Diffusion Models are the class of generative models that learn to reverse a gradual noising process — training a neural network to iteratively denoise random Gaussian noise back into realistic data samples, achieving state-of-the-art image generation quality that has surpassed GANs in fidelity, diversity, and training stability.

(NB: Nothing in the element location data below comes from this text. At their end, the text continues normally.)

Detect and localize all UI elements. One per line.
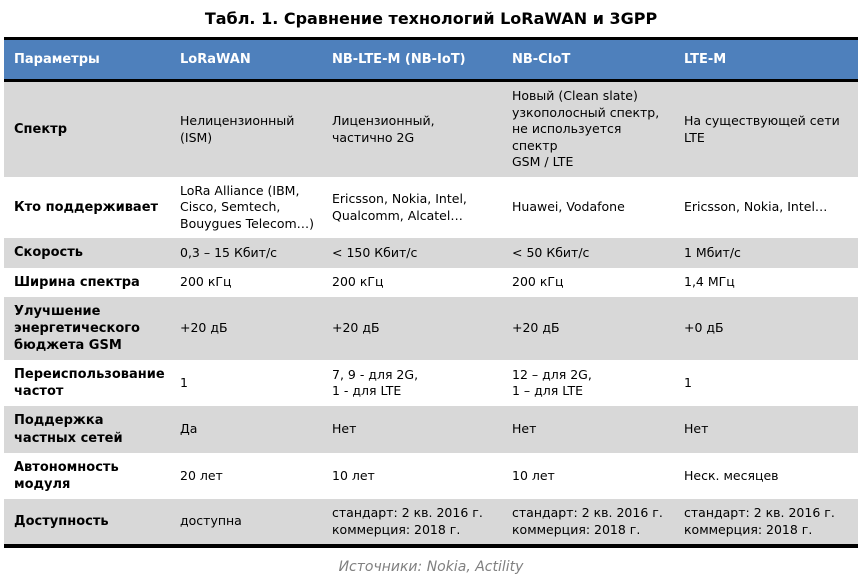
table-cell: 0,3 – 15 Кбит/с <box>180 244 278 260</box>
table-cell: 1 <box>684 375 692 391</box>
table-cell: 1 Мбит/с <box>684 244 741 260</box>
table-cell: Да <box>180 421 198 437</box>
table-row: Спектр Нелицензионный (ISM) Лицензионный… <box>4 80 858 177</box>
table-cell: +20 дБ <box>332 320 380 336</box>
table-cell: +20 дБ <box>180 320 228 336</box>
table-cell: +0 дБ <box>684 320 724 336</box>
table-cell: стандарт: 2 кв. 2016 г. коммерция: 2018 … <box>684 505 835 537</box>
table-cell: 1,4 МГц <box>684 273 735 289</box>
table-title: Табл. 1. Сравнение технологий LoRaWAN и … <box>204 9 658 28</box>
table-cell: Huawei, Vodafone <box>512 199 625 215</box>
sources-caption: Источники: Nokia, Actility <box>338 559 524 575</box>
table-cell: 200 кГц <box>180 273 232 289</box>
table-row: Автономность модуля 20 лет 10 лет 10 лет… <box>4 452 858 500</box>
table-cell: Новый (Clean slate) узкополосный спектр,… <box>512 88 660 170</box>
table-row: Поддержка частных сетей Да Нет Нет Нет <box>4 406 858 453</box>
table-cell: Неск. месяцев <box>684 467 779 483</box>
table-cell: 200 кГц <box>512 273 564 289</box>
row-param-label: Улучшение энергетического бюджета GSM <box>14 303 140 354</box>
table-cell: < 50 Кбит/с <box>512 244 590 260</box>
row-param-label: Скорость <box>14 245 83 261</box>
column-header-parameters: Параметры <box>4 38 170 83</box>
table-cell: 10 лет <box>332 467 375 483</box>
table-cell: На существующей сети LTE <box>684 113 840 145</box>
column-header-nb-lte-m: NB-LTE-M (NB-IoT) <box>322 38 502 83</box>
row-param-label: Кто поддерживает <box>14 200 159 216</box>
table-row: Кто поддерживает LoRa Alliance (IBM, Cis… <box>4 176 858 239</box>
table-cell: 1 <box>180 375 188 391</box>
table-cell: 20 лет <box>180 467 223 483</box>
table-cell: LoRa Alliance (IBM, Cisco, Semtech, Bouy… <box>180 182 315 231</box>
table-cell: 10 лет <box>512 467 555 483</box>
header-row: Параметры LoRaWAN NB-LTE-M (NB-IoT) NB-C… <box>4 38 858 83</box>
table-cell: Ericsson, Nokia, Intel… <box>684 199 828 215</box>
table-cell: Нет <box>332 421 357 437</box>
table-row: Доступность доступна стандарт: 2 кв. 201… <box>4 499 858 547</box>
row-param-label: Доступность <box>14 514 109 530</box>
row-param-label: Поддержка частных сетей <box>14 413 123 446</box>
table-body: Спектр Нелицензионный (ISM) Лицензионный… <box>4 80 858 547</box>
table-cell: Нелицензионный (ISM) <box>180 113 295 145</box>
row-param-label: Ширина спектра <box>14 274 140 290</box>
table-cell: < 150 Кбит/с <box>332 244 418 260</box>
table-header: Параметры LoRaWAN NB-LTE-M (NB-IoT) NB-C… <box>4 38 858 83</box>
table-cell: +20 дБ <box>512 320 560 336</box>
comparison-table: Параметры LoRaWAN NB-LTE-M (NB-IoT) NB-C… <box>4 36 858 549</box>
table-row: Улучшение энергетического бюджета GSM +2… <box>4 296 858 361</box>
row-param-label: Переиспользование частот <box>14 367 165 400</box>
table-cell: стандарт: 2 кв. 2016 г. коммерция: 2018 … <box>332 505 483 537</box>
row-param-label: Спектр <box>14 122 68 138</box>
table-row: Скорость 0,3 – 15 Кбит/с < 150 Кбит/с < … <box>4 238 858 268</box>
table-cell: 12 – для 2G, 1 – для LTE <box>512 366 592 399</box>
table-cell: Ericsson, Nokia, Intel, Qualcomm, Alcate… <box>332 191 467 223</box>
column-header-lte-m: LTE-M <box>674 38 858 83</box>
table-cell: 200 кГц <box>332 273 384 289</box>
table-cell: Нет <box>512 421 537 437</box>
column-header-nb-ciot: NB-CIoT <box>502 38 674 83</box>
table-row: Ширина спектра 200 кГц 200 кГц 200 кГц 1… <box>4 267 858 297</box>
table-cell: 7, 9 - для 2G, 1 - для LTE <box>332 366 419 399</box>
table-cell: Нет <box>684 421 709 437</box>
table-cell: Лицензионный, частично 2G <box>332 113 435 145</box>
column-header-lorawan: LoRaWAN <box>170 38 322 83</box>
table-cell: стандарт: 2 кв. 2016 г. коммерция: 2018 … <box>512 505 663 537</box>
table-cell: доступна <box>180 513 242 529</box>
row-param-label: Автономность модуля <box>14 459 119 492</box>
table-row: Переиспользование частот 1 7, 9 - для 2G… <box>4 360 858 407</box>
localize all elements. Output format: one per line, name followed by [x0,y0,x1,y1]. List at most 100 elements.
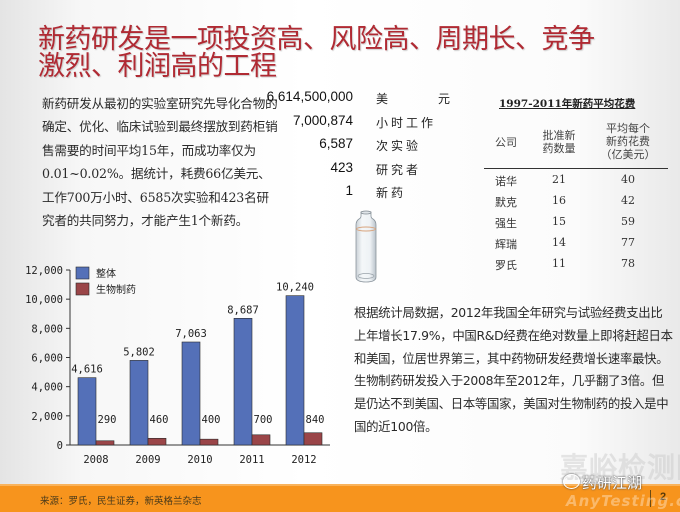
legend-swatch [75,266,90,280]
stat-label: 新药 [376,186,407,200]
header-avg-cost: 平均每个 新药花费 （亿美元） [591,122,665,161]
stat-row: 6,587 次实验 [268,136,468,160]
stat-value: 1 [345,183,353,198]
table-row: 默克 16 42 [487,190,665,211]
cell-approved: 21 [552,173,566,186]
header-approved: 批准新 药数量 [537,129,581,155]
cell-company: 罗氏 [495,259,517,272]
y-tick-label: 10,000 [25,294,63,306]
cell-company: 辉瑞 [495,238,517,251]
footer-bar: 来源：罗氏，民生证券，新英格兰杂志 2 [0,484,680,512]
header-line: 平均每个 [606,122,650,135]
cell-company: 默克 [495,196,517,209]
bar-value-label: 840 [306,414,325,426]
y-tick-label: 2,000 [31,411,63,423]
cell-approved: 15 [552,215,566,228]
y-tick-label: 12,000 [25,265,63,277]
y-tick-label: 8,000 [31,323,63,335]
avg-cost-table: 1997-2011年新药平均花费 公司 批准新 药数量 平均每个 新药花费 （亿… [484,96,668,274]
bar-value-label: 700 [254,414,273,426]
header-line: 药数量 [542,142,576,155]
cell-approved: 16 [552,194,566,207]
y-tick-label: 0 [57,440,63,452]
cell-company: 诺华 [495,175,517,188]
stats-list: 6,614,500,000 美元 7,000,874 小时工作 6,587 次实… [266,89,468,207]
cell-avg-cost: 78 [621,257,635,270]
x-tick-label: 2009 [135,454,160,466]
bar-value-label: 5,802 [123,346,155,358]
bar [251,434,271,446]
bar [303,432,323,446]
stat-value: 6,587 [319,136,353,151]
header-company: 公司 [495,136,517,149]
rd-spending-bar-chart: 0 2,000 4,000 6,000 8,000 10,000 12,000 4,616 29… [25,265,330,466]
table-header: 公司 批准新 药数量 平均每个 新药花费 （亿美元） [487,118,665,168]
stat-label: 小时工作 [376,115,437,130]
bar [181,341,201,446]
table-row: 诺华 21 40 [487,169,665,190]
bar-value-label: 290 [98,414,117,426]
stat-row: 7,000,874 小时工作 [268,113,468,137]
table-row: 强生 15 59 [487,211,665,232]
stat-row: 423 研究者 [268,160,468,184]
cell-avg-cost: 42 [621,194,635,207]
slide-title: 新药研发是一项投资高、风险高、周期长、竞争 激烈、利润高的工程 [38,26,658,80]
intro-paragraph: 新药研发从最初的实验室研究先导化合物的确定、优化、临床试验到最终摆放到药柜销售需… [42,96,278,229]
bar-value-label: 7,063 [175,328,207,340]
bar [199,438,219,446]
legend-label: 整体 [96,267,116,280]
stat-row: 1 新药 [268,183,468,207]
bar [95,440,115,446]
stat-value: 423 [330,159,353,175]
header-line: （亿美元） [600,148,656,161]
y-tick-label: 6,000 [31,353,63,365]
y-tick-label: 4,000 [31,382,63,394]
glass-vial-icon [355,210,377,283]
cell-avg-cost: 77 [621,236,635,249]
legend-swatch [75,282,90,296]
bar-value-label: 400 [202,414,221,426]
bar [129,360,149,446]
bar-value-label: 4,616 [71,364,103,376]
bar [285,295,305,446]
wechat-logo-icon [563,474,580,489]
table-divider [484,168,668,169]
slide-title-line-2: 激烈、利润高的工程 [38,51,277,82]
x-tick-label: 2011 [239,454,264,466]
stat-row: 6,614,500,000 美元 [266,89,468,113]
cell-avg-cost: 59 [621,215,635,228]
stat-value: 7,000,874 [292,112,353,128]
header-line: 新药花费 [606,135,650,148]
legend-label: 生物制药 [96,283,136,296]
table-body: 诺华 21 40 默克 16 42 强生 15 59 辉瑞 14 77 罗氏 1… [487,169,665,274]
footer-divider [650,490,651,507]
stat-label: 次实验 [376,139,422,153]
stat-value: 6,614,500,000 [266,89,353,104]
x-tick-label: 2010 [187,454,212,466]
x-tick-label: 2012 [291,454,316,466]
header-line: 批准新 [542,129,576,142]
bar-value-label: 460 [150,414,169,426]
analysis-paragraph: 根据统计局数据，2012年我国全年研究与试验经费支出比上年增长17.9%，中国R… [354,305,673,434]
watermark-account: 药研江湖 [582,474,643,492]
table-title: 1997-2011年新药平均花费 [499,98,636,110]
stat-label: 美元 [376,92,501,106]
bar [77,377,97,446]
bar-value-label: 10,240 [276,282,314,294]
slide-title-line-1: 新药研发是一项投资高、风险高、周期长、竞争 [38,24,595,55]
bar-value-label: 8,687 [227,304,259,316]
watermark-site-cn: 嘉峪检测网 [560,451,680,484]
cell-approved: 11 [552,257,566,270]
x-tick-label: 2008 [83,454,108,466]
watermark-site-en: AnyTesting.com [566,492,680,510]
bar [233,318,253,446]
stat-label: 研究者 [376,162,422,177]
table-row: 罗氏 11 78 [487,253,665,274]
cell-approved: 14 [552,236,566,249]
bar [147,437,167,446]
cell-avg-cost: 40 [621,173,635,186]
page-number: 2 [660,491,667,503]
footer-source: 来源：罗氏，民生证券，新英格兰杂志 [40,496,202,507]
cell-company: 强生 [495,217,517,230]
table-row: 辉瑞 14 77 [487,232,665,253]
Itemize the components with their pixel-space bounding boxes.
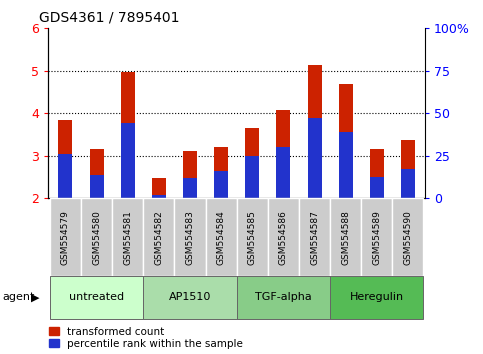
Text: GSM554588: GSM554588 (341, 210, 350, 265)
Bar (276, 147, 290, 198)
Text: GSM554583: GSM554583 (185, 210, 195, 265)
Bar (370, 177, 384, 198)
Bar (401, 139, 415, 198)
Text: GSM554586: GSM554586 (279, 210, 288, 265)
Bar (401, 169, 415, 198)
Bar (50, 198, 81, 276)
Text: agent: agent (2, 292, 35, 302)
Text: GSM554587: GSM554587 (310, 210, 319, 265)
Bar (50, 276, 143, 319)
Text: GSM554584: GSM554584 (216, 210, 226, 265)
Bar (245, 128, 259, 198)
Bar (245, 156, 259, 198)
Bar (174, 198, 206, 276)
Text: GSM554590: GSM554590 (403, 210, 412, 265)
Text: GSM554585: GSM554585 (248, 210, 257, 265)
Bar (268, 198, 299, 276)
Bar (143, 276, 237, 319)
Bar (183, 151, 197, 198)
Bar (112, 198, 143, 276)
Bar (361, 198, 392, 276)
Bar (392, 198, 424, 276)
Legend: transformed count, percentile rank within the sample: transformed count, percentile rank withi… (49, 327, 243, 349)
Bar (276, 110, 290, 198)
Bar (299, 198, 330, 276)
Text: GSM554582: GSM554582 (155, 210, 163, 265)
Bar (58, 154, 72, 198)
Text: Heregulin: Heregulin (350, 292, 404, 302)
Bar (370, 149, 384, 198)
Bar (143, 198, 174, 276)
Bar (330, 198, 361, 276)
Text: untreated: untreated (69, 292, 124, 302)
Bar (89, 149, 103, 198)
Text: GSM554581: GSM554581 (123, 210, 132, 265)
Text: GDS4361 / 7895401: GDS4361 / 7895401 (39, 11, 179, 25)
Bar (121, 122, 135, 198)
Bar (339, 84, 353, 198)
Bar (339, 132, 353, 198)
Bar (152, 178, 166, 198)
Text: ▶: ▶ (31, 292, 40, 302)
Bar (152, 195, 166, 198)
Bar (214, 171, 228, 198)
Bar (81, 198, 112, 276)
Text: AP1510: AP1510 (169, 292, 211, 302)
Bar (237, 198, 268, 276)
Bar (237, 276, 330, 319)
Text: GSM554589: GSM554589 (372, 210, 381, 265)
Text: GSM554580: GSM554580 (92, 210, 101, 265)
Bar (308, 65, 322, 198)
Bar (89, 175, 103, 198)
Bar (183, 178, 197, 198)
Bar (308, 118, 322, 198)
Text: TGF-alpha: TGF-alpha (255, 292, 312, 302)
Bar (121, 72, 135, 198)
Text: GSM554579: GSM554579 (61, 210, 70, 265)
Bar (330, 276, 424, 319)
Bar (206, 198, 237, 276)
Bar (214, 147, 228, 198)
Bar (58, 120, 72, 198)
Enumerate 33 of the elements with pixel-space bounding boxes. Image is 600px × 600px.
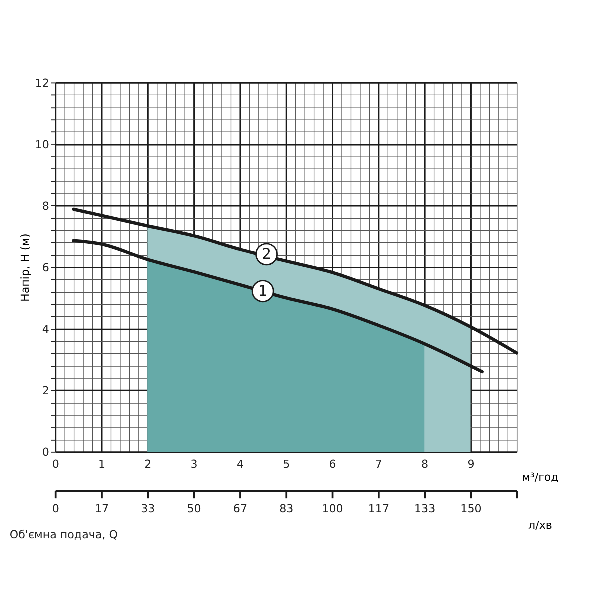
y-tick-label: 4 [42, 323, 50, 336]
x-tick-label: 7 [375, 458, 382, 472]
y-axis-title: Напір, Н (м) [18, 234, 32, 302]
x-tick-label: 0 [52, 458, 60, 472]
y-tick-label: 12 [35, 76, 50, 90]
x2-tick-label: 67 [233, 502, 248, 516]
annotation: 2 [262, 246, 272, 264]
y-tick-label: 2 [42, 384, 50, 398]
y-tick-label: 10 [35, 138, 50, 152]
x2-tick-label: 83 [280, 502, 294, 516]
x2-tick-label: 150 [460, 502, 482, 516]
x-tick-label: 6 [329, 458, 336, 472]
y-tick-label: 6 [42, 262, 50, 274]
x2-axis-title: л/хв [528, 519, 552, 532]
y-tick-label: 8 [42, 200, 50, 213]
x2-tick-label: 100 [322, 502, 344, 516]
x2-tick-label: 17 [94, 502, 110, 516]
x-tick-label: 3 [190, 458, 198, 472]
x-axis-title: м³/год [522, 471, 560, 484]
x2-tick-label: 33 [141, 502, 156, 516]
x2-tick-label: 50 [187, 502, 202, 516]
x-tick-label: 2 [144, 458, 152, 472]
x2-tick-label: 133 [414, 502, 436, 516]
x2-tick-label: 0 [52, 502, 60, 516]
x-tick-label: 8 [422, 458, 429, 472]
y-tick-label: 0 [42, 446, 50, 460]
x-tick-label: 4 [236, 458, 244, 472]
x2-tick-label: 117 [368, 502, 390, 516]
annotation: 1 [258, 282, 268, 300]
text: Об'ємна подача, Q [10, 528, 118, 542]
x-tick-label: 1 [98, 458, 106, 472]
x-tick-label: 5 [283, 458, 290, 472]
x-tick-label: 9 [468, 458, 475, 472]
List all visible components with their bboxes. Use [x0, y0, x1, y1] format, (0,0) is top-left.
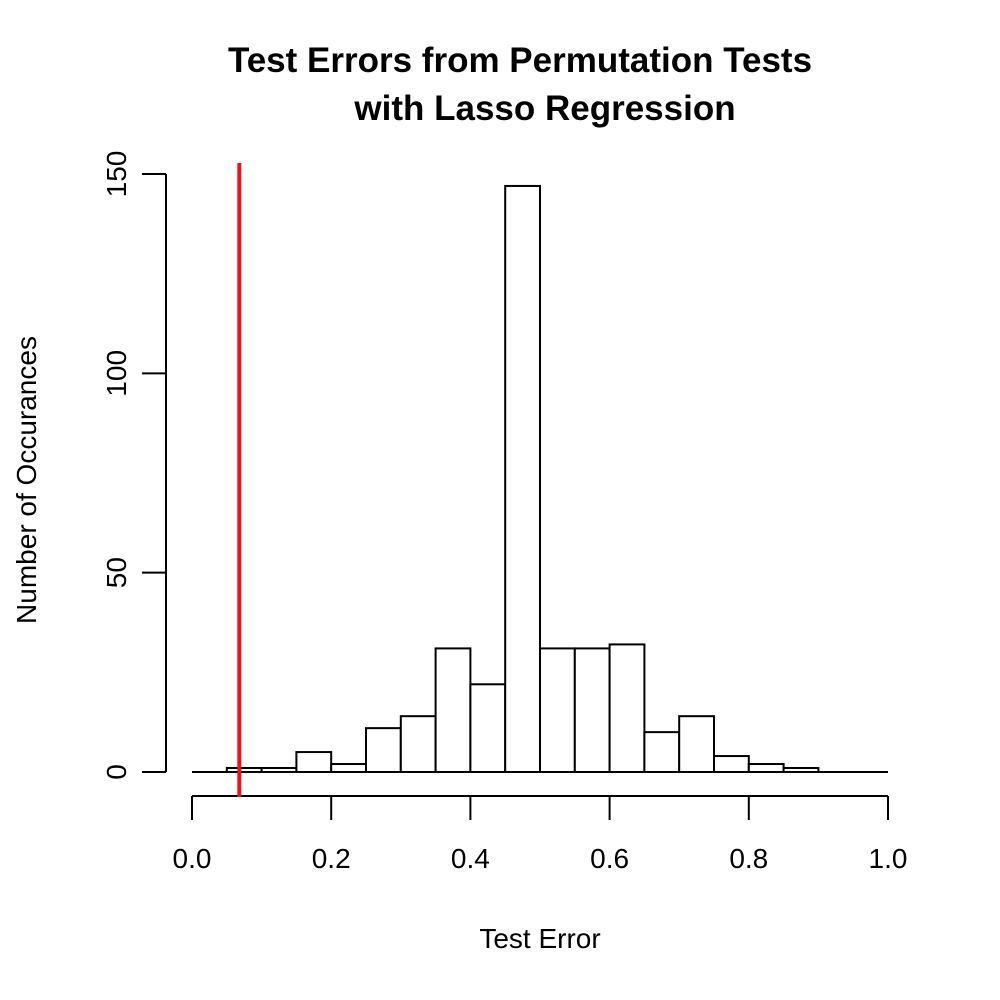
- histogram-bar: [573, 647, 611, 773]
- x-axis-label: Test Error: [479, 923, 600, 954]
- histogram-bar: [365, 727, 402, 773]
- histogram-bar: [608, 643, 646, 774]
- histogram-bar: [399, 715, 437, 773]
- histogram-bar: [504, 184, 542, 773]
- y-axis: 0 50 100 150: [101, 151, 167, 780]
- x-tick-label: 0.0: [173, 843, 212, 874]
- histogram-bar: [469, 683, 507, 773]
- histogram-bar: [539, 647, 576, 773]
- y-tick-label: 100: [101, 350, 132, 397]
- chart-title-line2: with Lasso Regression: [353, 89, 735, 128]
- histogram-bars: [192, 184, 888, 774]
- x-tick-label: 0.8: [729, 843, 768, 874]
- y-tick-label: 50: [101, 557, 132, 588]
- y-tick-label: 0: [101, 764, 132, 780]
- chart-title-line1: Test Errors from Permutation Tests: [228, 41, 812, 80]
- y-axis-label: Number of Occurances: [11, 336, 42, 624]
- x-tick-label: 0.2: [312, 843, 351, 874]
- histogram-bar: [713, 755, 750, 774]
- histogram-bar: [295, 751, 333, 773]
- histogram-bar: [330, 763, 368, 774]
- x-tick-label: 1.0: [869, 843, 908, 874]
- histogram-bar: [678, 715, 716, 773]
- histogram-bar: [434, 647, 472, 773]
- x-axis: 0.0 0.2 0.4 0.6 0.8 1.0: [173, 795, 908, 874]
- x-tick-label: 0.4: [451, 843, 490, 874]
- y-tick-label: 150: [101, 151, 132, 198]
- histogram-bar: [643, 731, 681, 774]
- x-tick-label: 0.6: [590, 843, 629, 874]
- histogram-bar: [747, 763, 785, 774]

Forward Diffusion Process:
- Noise Schedule: progressively add Gaussian noise to data over T timesteps (typically T=1000) — x_t = √(ᾱ_t)x_0 + √(1-ᾱ_t)ε where ᾱ_t decreases from 1 to ~0; by t=T, x_T ≈ N(0,I) pure noise
- Variance Schedule: β_t controls noise added at each step — linear schedule (β₁=10⁻⁴ to β_T=0.02), cosine schedule (smoother transition, better for high-resolution), or learned schedule
- Markov Chain: each step depends only on the previous step — q(x_t|x_{t-1}) = N(x_t; √(1-β_t)x_{t-1}, β_tI); forward process has no learnable parameters
- Closed-Form Sampling: x_t can be computed directly from x_0 at any t without sequential simulation — key efficiency trick for training: sample random t, compute x_t, predict noise
Reverse Denoising Process:
- Noise Prediction Network: U-Net (or Transformer) ε_θ(x_t, t) trained to predict the noise ε added to x_0 to produce x_t — loss = ||ε - ε_θ(x_t, t)||² averaged over random t and random noise ε
- Score Matching Equivalence: predicting noise is equivalent to estimating the score ∇_x log p(x_t) — score function points toward higher data density; denoising follows the gradient of log-probability
- Sampling: starting from x_T ~ N(0,I), iteratively denoise: x_{t-1} = (1/√α_t)(x_t - (β_t/√(1-ᾱ_t))ε_θ(x_t,t)) + σ_t z — each step removes predicted noise and adds small random noise for stochasticity
- Accelerated Sampling: DDIM (deterministic implicit sampling) reduces 1000 steps to 50-100 — DPM-Solver and consistency models further reduce to 1-4 steps while maintaining quality
Guidance and Conditioning:
- Classifier Guidance: use a pre-trained classifier's gradient to steer generation toward a target class — ε̃ = ε_θ(x_t,t) - s∇_x log p(y|x_t); guidance scale s controls class adherence vs. diversity
- Classifier-Free Guidance (CFG): train unconditional and conditional models together (randomly dropping conditioning) — guided prediction = (1+w)ε_θ(x_t,t,c) - wε_θ(x_t,t) where w controls guidance strength; eliminates need for separate classifier
- Text-to-Image (Stable Diffusion): diffusion in learned latent space of a VAE — CLIP text encoder provides conditioning; 4× compressed latent space enables high-resolution (512-1024px) generation at reasonable compute cost
- ControlNet: adds spatial conditioning (edges, depth, pose) to pre-trained diffusion models — trainable copy of encoder with zero-convolution connections; preserves original model quality while adding precise spatial control
Diffusion models represent the current frontier of generative AI — powering Stable Diffusion, DALL-E, Midjourney, and Sora with unprecedented image and video generation quality, fundamentally changing creative workflows and establishing new benchmarks in generative modeling that GANs and VAEs could not achieve.